According to the CAG report, the three institutions, -- Tatwajnana Vidyapeeth of Mumbai, Ishan Educational Research Society of Delhi and Symbiosis Society Group of Pune have earned a profit of Rs 622 crore over the last four years.
These institutions have accumulated profit ranging from 50% to 84% constantly during their assessment year 2007 and 2011 and made a surplus of Rs 622 crore in four years.
"Twenty-two educational institutions accumulated surpluses of Rs 819 crore ranging from 35% to 84% of their total income. These surpluses were used for creating fixed assets for earning more profit or transferred to other trusts rather than charitable purpose to avoid tax," CAG said.
Presented in Parliament on 13 December 2013, the CAG report has questioned that why the Income Tax Department has let these educational bodies to accumulate such large profits without being taxed.
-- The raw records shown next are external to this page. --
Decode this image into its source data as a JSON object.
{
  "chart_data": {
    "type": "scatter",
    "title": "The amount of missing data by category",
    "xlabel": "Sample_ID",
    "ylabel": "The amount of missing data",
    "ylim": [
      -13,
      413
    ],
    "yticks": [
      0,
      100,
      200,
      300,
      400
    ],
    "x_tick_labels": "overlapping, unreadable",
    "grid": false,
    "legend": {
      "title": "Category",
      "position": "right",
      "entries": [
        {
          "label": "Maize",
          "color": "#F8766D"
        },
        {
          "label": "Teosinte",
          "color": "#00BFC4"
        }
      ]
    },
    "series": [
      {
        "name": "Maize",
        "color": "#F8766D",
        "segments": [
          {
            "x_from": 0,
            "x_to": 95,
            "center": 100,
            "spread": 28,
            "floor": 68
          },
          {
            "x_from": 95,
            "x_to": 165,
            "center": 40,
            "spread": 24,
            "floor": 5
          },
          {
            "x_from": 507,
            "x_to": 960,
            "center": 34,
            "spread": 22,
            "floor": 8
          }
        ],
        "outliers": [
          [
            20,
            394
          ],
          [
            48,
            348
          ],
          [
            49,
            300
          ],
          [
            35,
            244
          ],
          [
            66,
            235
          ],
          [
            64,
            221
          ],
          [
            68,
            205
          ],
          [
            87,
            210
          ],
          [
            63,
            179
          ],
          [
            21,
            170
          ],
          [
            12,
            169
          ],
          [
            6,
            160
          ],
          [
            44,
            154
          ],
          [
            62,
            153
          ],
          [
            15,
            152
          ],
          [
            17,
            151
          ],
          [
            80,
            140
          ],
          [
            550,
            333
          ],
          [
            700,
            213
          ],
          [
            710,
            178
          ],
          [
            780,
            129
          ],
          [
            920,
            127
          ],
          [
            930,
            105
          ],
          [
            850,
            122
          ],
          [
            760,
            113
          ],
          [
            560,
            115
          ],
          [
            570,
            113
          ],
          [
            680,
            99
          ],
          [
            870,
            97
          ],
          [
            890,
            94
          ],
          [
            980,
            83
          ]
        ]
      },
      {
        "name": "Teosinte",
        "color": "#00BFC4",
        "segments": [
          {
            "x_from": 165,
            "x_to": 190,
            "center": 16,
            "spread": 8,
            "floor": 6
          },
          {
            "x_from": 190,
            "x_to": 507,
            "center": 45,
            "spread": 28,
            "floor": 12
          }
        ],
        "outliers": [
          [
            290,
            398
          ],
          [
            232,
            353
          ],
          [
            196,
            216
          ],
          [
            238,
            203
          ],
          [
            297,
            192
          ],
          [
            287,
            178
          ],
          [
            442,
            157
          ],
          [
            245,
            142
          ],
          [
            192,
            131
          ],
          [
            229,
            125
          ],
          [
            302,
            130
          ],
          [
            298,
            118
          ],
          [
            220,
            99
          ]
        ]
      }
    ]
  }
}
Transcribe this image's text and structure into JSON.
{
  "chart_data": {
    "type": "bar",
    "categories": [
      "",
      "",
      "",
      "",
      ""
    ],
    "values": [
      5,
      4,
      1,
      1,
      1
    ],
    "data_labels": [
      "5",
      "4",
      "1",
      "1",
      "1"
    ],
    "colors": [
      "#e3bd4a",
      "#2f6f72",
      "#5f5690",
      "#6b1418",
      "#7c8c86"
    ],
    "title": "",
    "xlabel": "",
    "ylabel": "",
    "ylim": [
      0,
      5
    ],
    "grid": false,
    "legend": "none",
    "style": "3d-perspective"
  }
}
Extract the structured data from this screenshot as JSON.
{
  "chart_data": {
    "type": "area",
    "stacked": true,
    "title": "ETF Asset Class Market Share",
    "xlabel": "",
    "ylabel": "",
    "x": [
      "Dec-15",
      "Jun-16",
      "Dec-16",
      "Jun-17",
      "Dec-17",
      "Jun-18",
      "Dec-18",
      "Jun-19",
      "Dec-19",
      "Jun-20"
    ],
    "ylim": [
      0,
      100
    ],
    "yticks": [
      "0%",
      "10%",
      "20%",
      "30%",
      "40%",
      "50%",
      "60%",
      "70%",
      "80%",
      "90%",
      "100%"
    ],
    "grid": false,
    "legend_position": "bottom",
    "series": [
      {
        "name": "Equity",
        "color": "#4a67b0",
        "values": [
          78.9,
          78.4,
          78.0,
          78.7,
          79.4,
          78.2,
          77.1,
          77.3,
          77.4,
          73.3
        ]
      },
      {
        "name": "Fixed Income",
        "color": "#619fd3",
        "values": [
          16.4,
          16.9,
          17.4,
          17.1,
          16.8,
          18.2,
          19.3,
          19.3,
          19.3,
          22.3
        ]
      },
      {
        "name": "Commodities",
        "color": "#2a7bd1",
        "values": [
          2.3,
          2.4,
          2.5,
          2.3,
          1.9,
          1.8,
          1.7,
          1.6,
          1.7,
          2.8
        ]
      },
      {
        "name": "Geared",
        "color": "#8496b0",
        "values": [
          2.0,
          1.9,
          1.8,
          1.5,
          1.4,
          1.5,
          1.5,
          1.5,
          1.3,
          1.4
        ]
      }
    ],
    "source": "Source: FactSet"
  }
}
The autitor also argued that the I-T dept leniency defeats the concept of a trust.
However, the Finance Ministry defended tax relief by asserting that a trust is allowed to accumulate surplus of income up to 15% and that it can be accumulated up to five years.
To support its argument, the CAG cited a court order which has ruled that "the carry forward of income up to 85%, though permitted u/s 11(2) of the I-T Act, should not be adopted on a routine basis and if it is done, then the very purpose of trust will be defeated."
In its recommendation, the auditor has said that the Ministry Of Finance may "bring in suitable amendment in law to evolve a suitable mechanism so that trusts are not allowed accumulations consistently through strict monitoring of its declarations."